Disdikbud Bandarlampung Salurkan BOSDa ke 45 SMP Negeri, Sekolah Diminta Hentikan Pungutan
Teraslampung.com, Bandarlampung — Dinas Pendidikan dan Kebudayaan Kota Bandarlampung menyalurkan Bantuan Operasional Sekolah Daerah (BOSDa) tahap pertama kepada 45 sekolah menengah pertama negeri (SMPN) di kota itu, Selasa, 2 Juni 2026.
Bantuan tersebut diserahkan langsung oleh Pelaksana Tugas Kepala Dinas Pendidikan dan Kebudayaan Kota Bandarlampung, M. Ramdhan, kepada para kepala sekolah di Aula Disdikbud setempat.
Ramdhan meminta seluruh kepala sekolah menggunakan dana yang bersumber dari Anggaran Pendapatan dan Belanja Daerah (APBD) itu secara tepat dan dapat dipertanggungjawabkan.
“Karena uang ini berasal dari APBD, saya minta kepada para kepala sekolah menggunakan dana ini dengan baik dan bisa dipertanggungjawabkan. Jika ada hal yang belum jelas, segera berkoordinasi dengan dinas,” kata Ramdhan.
Ia juga menyampaikan pesan Wali Kota Bandarlampung, Eva Dwiana, agar sekolah tidak lagi membebani orang tua siswa dengan berbagai pungutan. Menurut dia, kehadiran BOSDa diharapkan dapat menutupi kekurangan dana operasional sekolah yang selama ini belum terpenuhi dari Bantuan Operasional Sekolah (BOS) pemerintah pusat.
Saat ini, BOSDa dialokasikan sebesar Rp300 ribu per siswa per tahun.

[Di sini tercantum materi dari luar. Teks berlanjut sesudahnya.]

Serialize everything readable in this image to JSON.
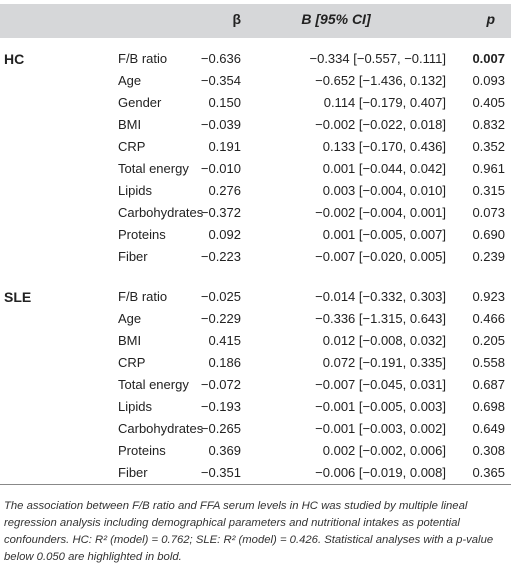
{
  "header": {
    "beta": "β",
    "b_ci": "B [95% CI]",
    "p": "p"
  },
  "groups": [
    {
      "name": "HC",
      "rows": [
        {
          "variable": "F/B ratio",
          "beta": "−0.636",
          "ci": "−0.334 [−0.557, −0.111]",
          "p": "0.007",
          "bold": true
        },
        {
          "variable": "Age",
          "beta": "−0.354",
          "ci": "−0.652 [−1.436, 0.132]",
          "p": "0.093"
        },
        {
          "variable": "Gender",
          "beta": "0.150",
          "ci": "0.114 [−0.179, 0.407]",
          "p": "0.405"
        },
        {
          "variable": "BMI",
          "beta": "−0.039",
          "ci": "−0.002 [−0.022, 0.018]",
          "p": "0.832"
        },
        {
          "variable": "CRP",
          "beta": "0.191",
          "ci": "0.133 [−0.170, 0.436]",
          "p": "0.352"
        },
        {
          "variable": "Total energy",
          "beta": "−0.010",
          "ci": "0.001 [−0.044, 0.042]",
          "p": "0.961"
        },
        {
          "variable": "Lipids",
          "beta": "0.276",
          "ci": "0.003 [−0.004, 0.010]",
          "p": "0.315"
        },
        {
          "variable": "Carbohydrates",
          "beta": "−0.372",
          "ci": "−0.002 [−0.004, 0.001]",
          "p": "0.073"
        },
        {
          "variable": "Proteins",
          "beta": "0.092",
          "ci": "0.001 [−0.005, 0.007]",
          "p": "0.690"
        },
        {
          "variable": "Fiber",
          "beta": "−0.223",
          "ci": "−0.007 [−0.020, 0.005]",
          "p": "0.239"
        }
      ]
    },
    {
      "name": "SLE",
      "rows": [
        {
          "variable": "F/B ratio",
          "beta": "−0.025",
          "ci": "−0.014 [−0.332, 0.303]",
          "p": "0.923"
        },
        {
          "variable": "Age",
          "beta": "−0.229",
          "ci": "−0.336 [−1.315, 0.643]",
          "p": "0.466"
        },
        {
          "variable": "BMI",
          "beta": "0.415",
          "ci": "0.012 [−0.008, 0.032]",
          "p": "0.205"
        },
        {
          "variable": "CRP",
          "beta": "0.186",
          "ci": "0.072 [−0.191, 0.335]",
          "p": "0.558"
        },
        {
          "variable": "Total energy",
          "beta": "−0.072",
          "ci": "−0.007 [−0.045, 0.031]",
          "p": "0.687"
        },
        {
          "variable": "Lipids",
          "beta": "−0.193",
          "ci": "−0.001 [−0.005, 0.003]",
          "p": "0.698"
        },
        {
          "variable": "Carbohydrates",
          "beta": "−0.265",
          "ci": "−0.001 [−0.003, 0.002]",
          "p": "0.649"
        },
        {
          "variable": "Proteins",
          "beta": "0.369",
          "ci": "0.002 [−0.002, 0.006]",
          "p": "0.308"
        },
        {
          "variable": "Fiber",
          "beta": "−0.351",
          "ci": "−0.006 [−0.019, 0.008]",
          "p": "0.365"
        }
      ]
    }
  ],
  "footnote": "The association between F/B ratio and FFA serum levels in HC was studied by multiple lineal regression analysis including demographical parameters and nutritional intakes as potential confounders. HC: R² (model) = 0.762; SLE: R² (model) = 0.426. Statistical analyses with a p-value below 0.050 are highlighted in bold."
}
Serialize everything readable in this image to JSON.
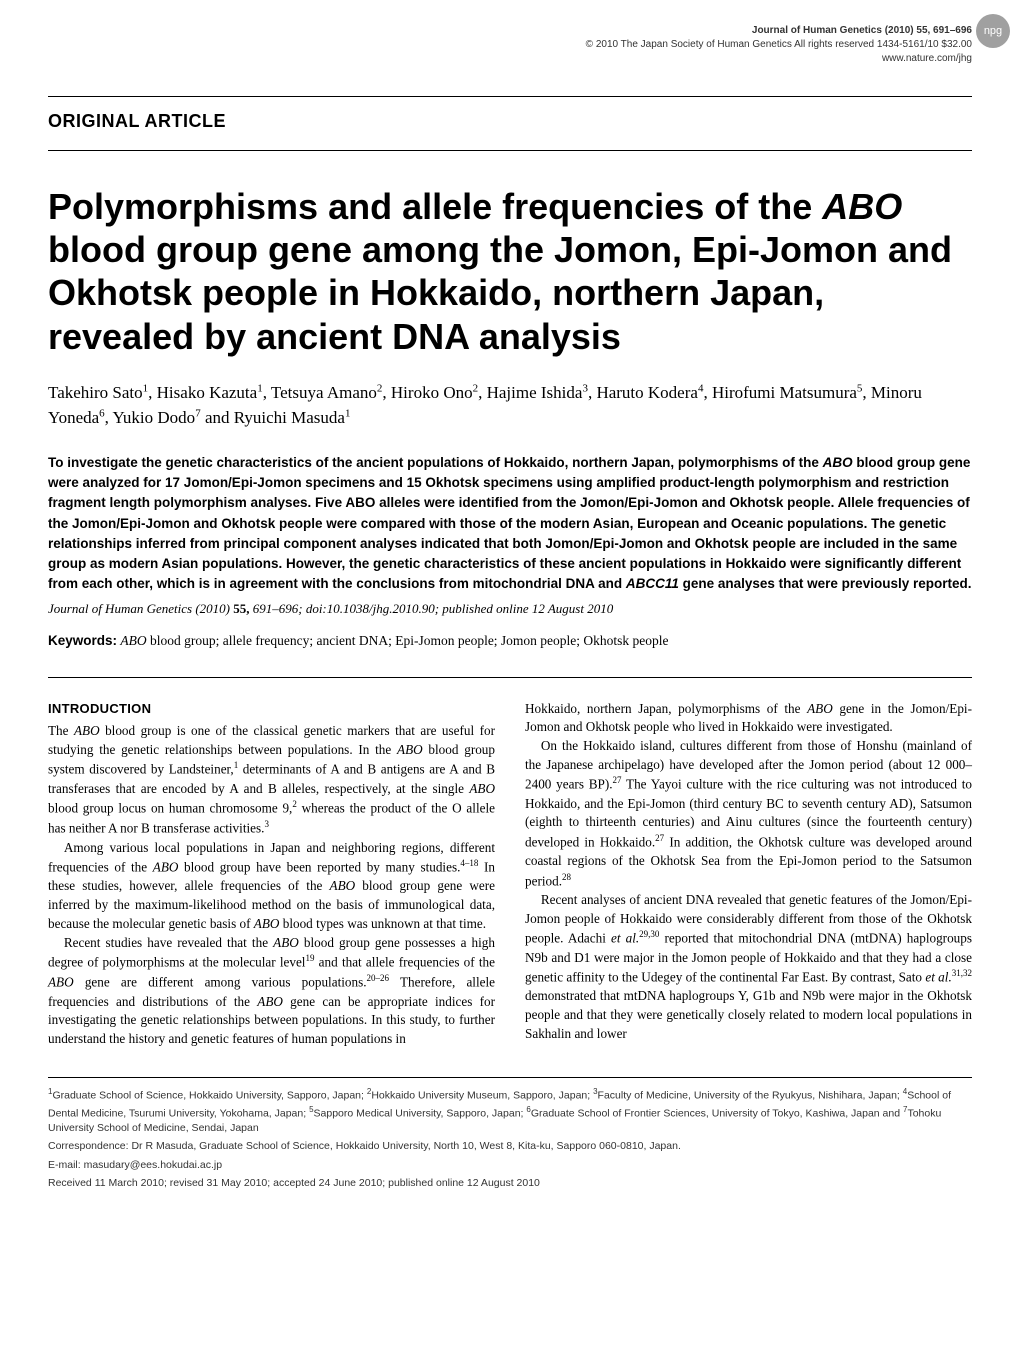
{
  "header": {
    "journal": "Journal of Human Genetics (2010) 55, 691–696",
    "copyright": "© 2010 The Japan Society of Human Genetics  All rights reserved 1434-5161/10 $32.00",
    "url": "www.nature.com/jhg",
    "logo_text": "npg"
  },
  "article_type": "ORIGINAL ARTICLE",
  "title_pre": "Polymorphisms and allele frequencies of the ",
  "title_gene": "ABO",
  "title_post": " blood group gene among the Jomon, Epi-Jomon and Okhotsk people in Hokkaido, northern Japan, revealed by ancient DNA analysis",
  "authors_html": "Takehiro Sato<sup>1</sup>, Hisako Kazuta<sup>1</sup>, Tetsuya Amano<sup>2</sup>, Hiroko Ono<sup>2</sup>, Hajime Ishida<sup>3</sup>, Haruto Kodera<sup>4</sup>, Hirofumi Matsumura<sup>5</sup>, Minoru Yoneda<sup>6</sup>, Yukio Dodo<sup>7</sup> and Ryuichi Masuda<sup>1</sup>",
  "abstract_html": "To investigate the genetic characteristics of the ancient populations of Hokkaido, northern Japan, polymorphisms of the <span class=\"italic\">ABO</span> blood group gene were analyzed for 17 Jomon/Epi-Jomon specimens and 15 Okhotsk specimens using amplified product-length polymorphism and restriction fragment length polymorphism analyses. Five ABO alleles were identified from the Jomon/Epi-Jomon and Okhotsk people. Allele frequencies of the Jomon/Epi-Jomon and Okhotsk people were compared with those of the modern Asian, European and Oceanic populations. The genetic relationships inferred from principal component analyses indicated that both Jomon/Epi-Jomon and Okhotsk people are included in the same group as modern Asian populations. However, the genetic characteristics of these ancient populations in Hokkaido were significantly different from each other, which is in agreement with the conclusions from mitochondrial DNA and <span class=\"italic\">ABCC11</span> gene analyses that were previously reported.",
  "citation_html": "<span class=\"italic\">Journal of Human Genetics</span> (2010) <span class=\"bold\">55,</span> 691–696; doi:10.1038/jhg.2010.90; published online 12 August 2010",
  "keywords_label": "Keywords:",
  "keywords_html": "<span class=\"italic\">ABO</span> blood group; allele frequency; ancient DNA; Epi-Jomon people; Jomon people; Okhotsk people",
  "section_heading": "INTRODUCTION",
  "col_left_html": "<p>The <span class=\"italic\">ABO</span> blood group is one of the classical genetic markers that are useful for studying the genetic relationships between populations. In the <span class=\"italic\">ABO</span> blood group system discovered by Landsteiner,<sup>1</sup> determinants of A and B antigens are A and B transferases that are encoded by A and B alleles, respectively, at the single <span class=\"italic\">ABO</span> blood group locus on human chromosome 9,<sup>2</sup> whereas the product of the O allele has neither A nor B transferase activities.<sup>3</sup></p><p>Among various local populations in Japan and neighboring regions, different frequencies of the <span class=\"italic\">ABO</span> blood group have been reported by many studies.<sup>4–18</sup> In these studies, however, allele frequencies of the <span class=\"italic\">ABO</span> blood group gene were inferred by the maximum-likelihood method on the basis of immunological data, because the molecular genetic basis of <span class=\"italic\">ABO</span> blood types was unknown at that time.</p><p>Recent studies have revealed that the <span class=\"italic\">ABO</span> blood group gene possesses a high degree of polymorphisms at the molecular level<sup>19</sup> and that allele frequencies of the <span class=\"italic\">ABO</span> gene are different among various populations.<sup>20–26</sup> Therefore, allele frequencies and distributions of the <span class=\"italic\">ABO</span> gene can be appropriate indices for investigating the genetic relationships between populations. In this study, to further understand the history and genetic features of human populations in</p>",
  "col_right_html": "<p>Hokkaido, northern Japan, polymorphisms of the <span class=\"italic\">ABO</span> gene in the Jomon/Epi-Jomon and Okhotsk people who lived in Hokkaido were investigated.</p><p>On the Hokkaido island, cultures different from those of Honshu (mainland of the Japanese archipelago) have developed after the Jomon period (about 12 000–2400 years BP).<sup>27</sup> The Yayoi culture with the rice culturing was not introduced to Hokkaido, and the Epi-Jomon (third century BC to seventh century AD), Satsumon (eighth to thirteenth centuries) and Ainu cultures (since the fourteenth century) developed in Hokkaido.<sup>27</sup> In addition, the Okhotsk culture was developed around coastal regions of the Okhotsk Sea from the Epi-Jomon period to the Satsumon period.<sup>28</sup></p><p>Recent analyses of ancient DNA revealed that genetic features of the Jomon/Epi-Jomon people of Hokkaido were considerably different from those of the Okhotsk people. Adachi <span class=\"italic\">et al.</span><sup>29,30</sup> reported that mitochondrial DNA (mtDNA) haplogroups N9b and D1 were major in the Jomon people of Hokkaido and that they had a close genetic affinity to the Udegey of the continental Far East. By contrast, Sato <span class=\"italic\">et al.</span><sup>31,32</sup> demonstrated that mtDNA haplogroups Y, G1b and N9b were major in the Okhotsk people and that they were genetically closely related to modern local populations in Sakhalin and lower</p>",
  "affiliations_html": "<sup>1</sup>Graduate School of Science, Hokkaido University, Sapporo, Japan; <sup>2</sup>Hokkaido University Museum, Sapporo, Japan; <sup>3</sup>Faculty of Medicine, University of the Ryukyus, Nishihara, Japan; <sup>4</sup>School of Dental Medicine, Tsurumi University, Yokohama, Japan; <sup>5</sup>Sapporo Medical University, Sapporo, Japan; <sup>6</sup>Graduate School of Frontier Sciences, University of Tokyo, Kashiwa, Japan and <sup>7</sup>Tohoku University School of Medicine, Sendai, Japan",
  "correspondence": "Correspondence: Dr R Masuda, Graduate School of Science, Hokkaido University, North 10, West 8, Kita-ku, Sapporo 060-0810, Japan.",
  "email": "E-mail: masudary@ees.hokudai.ac.jp",
  "received": "Received 11 March 2010; revised 31 May 2010; accepted 24 June 2010; published online 12 August 2010"
}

Adapun BOS dari pemerintah pusat mencapai Rp1,1 juta per siswa per tahun.
“Dengan adanya BOSDa ini diharapkan tidak ada lagi pungutan-pungutan di SMP negeri,” ujarnya.

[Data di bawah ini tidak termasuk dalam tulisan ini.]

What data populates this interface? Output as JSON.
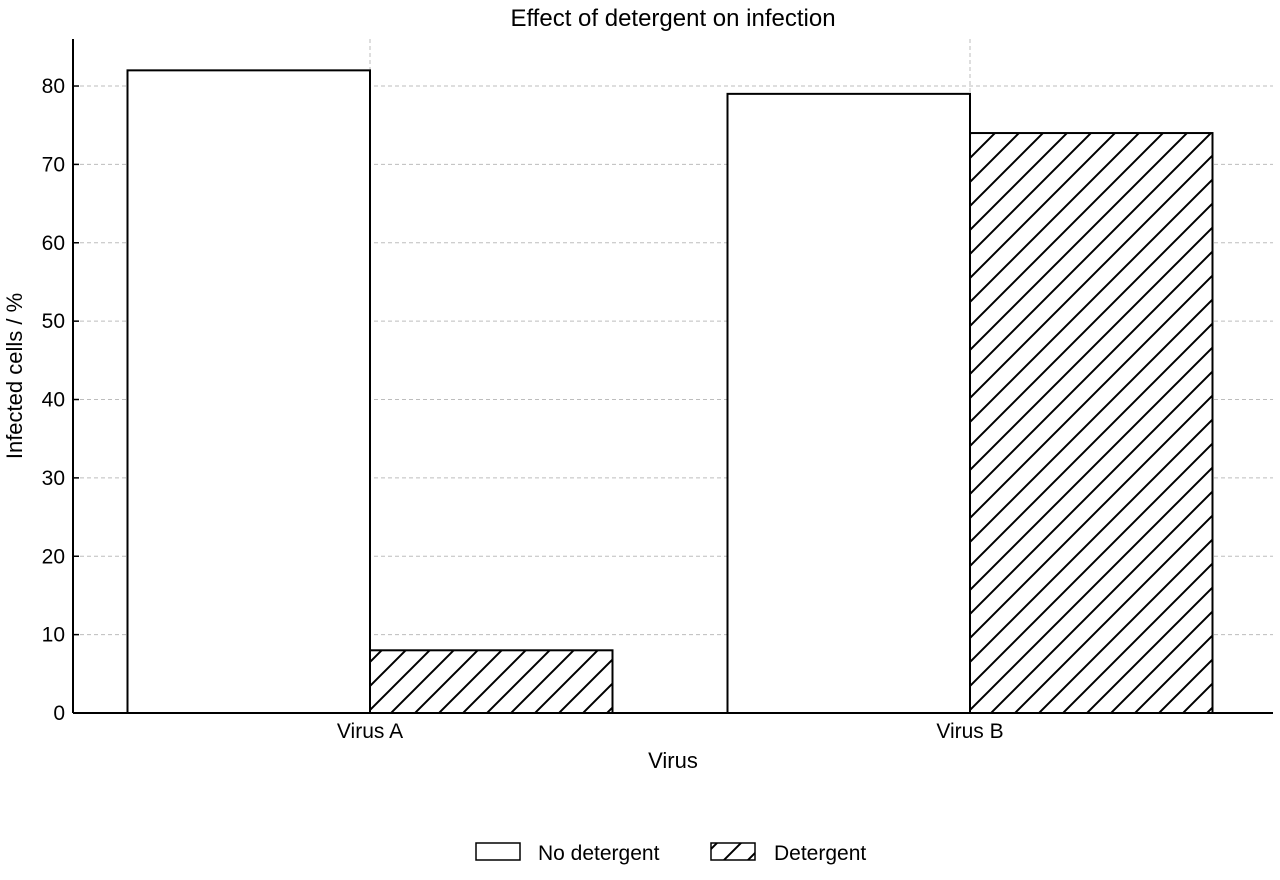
{
  "chart_data": {
    "type": "bar",
    "title": "Effect of detergent on infection",
    "xlabel": "Virus",
    "ylabel": "Infected cells / %",
    "categories": [
      "Virus A",
      "Virus B"
    ],
    "series": [
      {
        "name": "No detergent",
        "values": [
          82,
          79
        ],
        "fill": "plain"
      },
      {
        "name": "Detergent",
        "values": [
          8,
          74
        ],
        "fill": "hatched"
      }
    ],
    "ylim": [
      0,
      86
    ],
    "yticks": [
      0,
      10,
      20,
      30,
      40,
      50,
      60,
      70,
      80
    ],
    "grid": true,
    "legend_position": "bottom-center",
    "colors": {
      "bar_fill": "#ffffff",
      "bar_edge": "#000000",
      "grid": "#bdbdbd"
    }
  }
}
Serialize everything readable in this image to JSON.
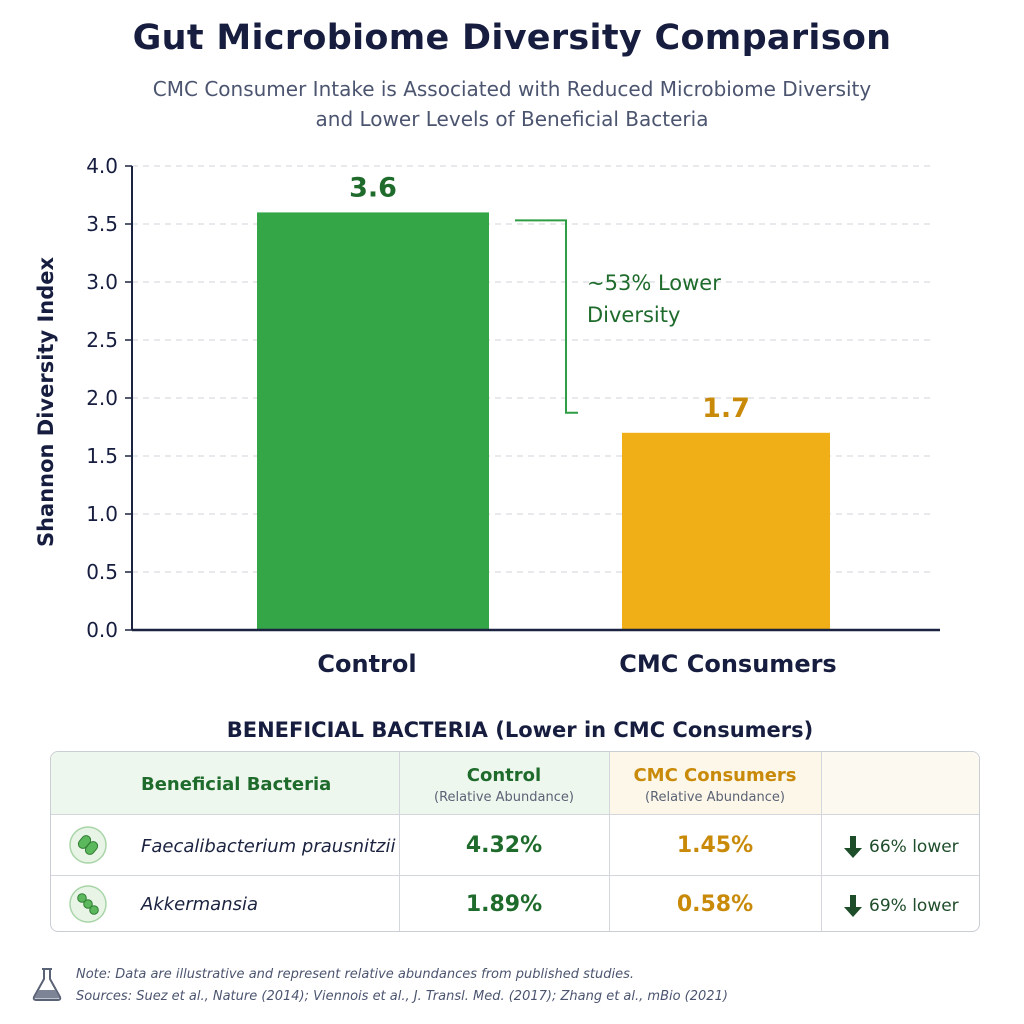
{
  "title": "Gut Microbiome Diversity Comparison",
  "subtitle_line1": "CMC Consumer Intake is Associated with Reduced Microbiome Diversity",
  "subtitle_line2": "and Lower Levels of Beneficial Bacteria",
  "chart_data": {
    "type": "bar",
    "categories": [
      "Control",
      "CMC Consumers"
    ],
    "values": [
      3.6,
      1.7
    ],
    "data_labels": [
      "3.6",
      "1.7"
    ],
    "colors": [
      "#34a648",
      "#f0ae17"
    ],
    "label_colors": [
      "#1e6b2c",
      "#c98a0a"
    ],
    "ylabel": "Shannon Diversity Index",
    "ylim": [
      0,
      4.0
    ],
    "yticks": [
      "0.0",
      "0.5",
      "1.0",
      "1.5",
      "2.0",
      "2.5",
      "3.0",
      "3.5",
      "4.0"
    ],
    "grid": true,
    "annotation": {
      "line1": "~53% Lower",
      "line2": "Diversity",
      "color": "#2e9e44",
      "from_value": 3.6,
      "to_value": 1.7
    }
  },
  "bacteria": {
    "heading": "BENEFICIAL BACTERIA (Lower in CMC Consumers)",
    "columns": {
      "name": "Beneficial Bacteria",
      "control": "Control",
      "control_sub": "(Relative Abundance)",
      "cmc": "CMC Consumers",
      "cmc_sub": "(Relative Abundance)"
    },
    "rows": [
      {
        "name": "Faecalibacterium prausnitzii",
        "control": "4.32%",
        "cmc": "1.45%",
        "change": "66% lower",
        "icon": "bacteria-icon"
      },
      {
        "name": "Akkermansia",
        "control": "1.89%",
        "cmc": "0.58%",
        "change": "69% lower",
        "icon": "bacteria-icon"
      }
    ]
  },
  "footnote": {
    "note": "Note: Data are illustrative and represent relative abundances from published studies.",
    "sources": "Sources: Suez et al., Nature (2014); Viennois et al., J. Transl. Med. (2017); Zhang et al., mBio (2021)",
    "icon": "flask-icon"
  }
}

Kepala SMP Negeri 2 Bandar Lampung, Abdul Khanif, mengatakan tambahan anggaran melalui BOSDa akan membantu sekolah memenuhi kebutuhan operasional, termasuk pembayaran honor guru non-ASN.

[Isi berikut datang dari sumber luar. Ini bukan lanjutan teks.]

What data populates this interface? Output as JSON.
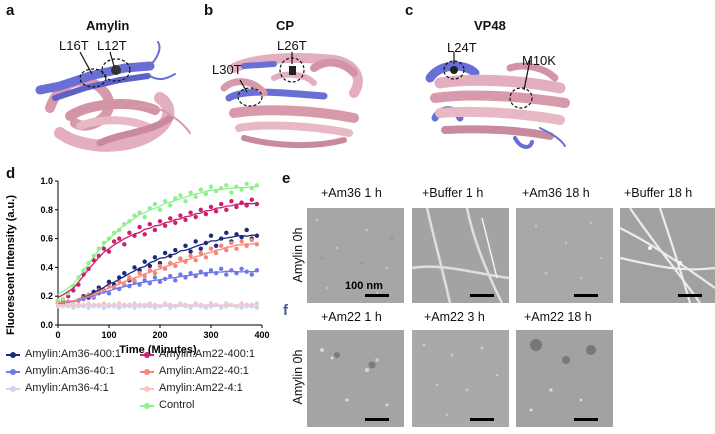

Menurut dia, selama ini sekolah masih mengandalkan sumbangan dari orang tua siswa karena penggunaan dana BOS untuk honor guru dibatasi maksimal 20 persen sesuai petunjuk teknis.
“Dengan adanya BOSDa ini sangat membantu. Insyaallah tahun ajaran baru kami tidak lagi meminta sumbangan dari orang tua siswa,” kata Khanif.
Ia menambahkan, pengecualian hanya berlaku untuk program kelas bilingual yang dijalankan melalui kerja sama dengan lembaga pendidikan tertentu.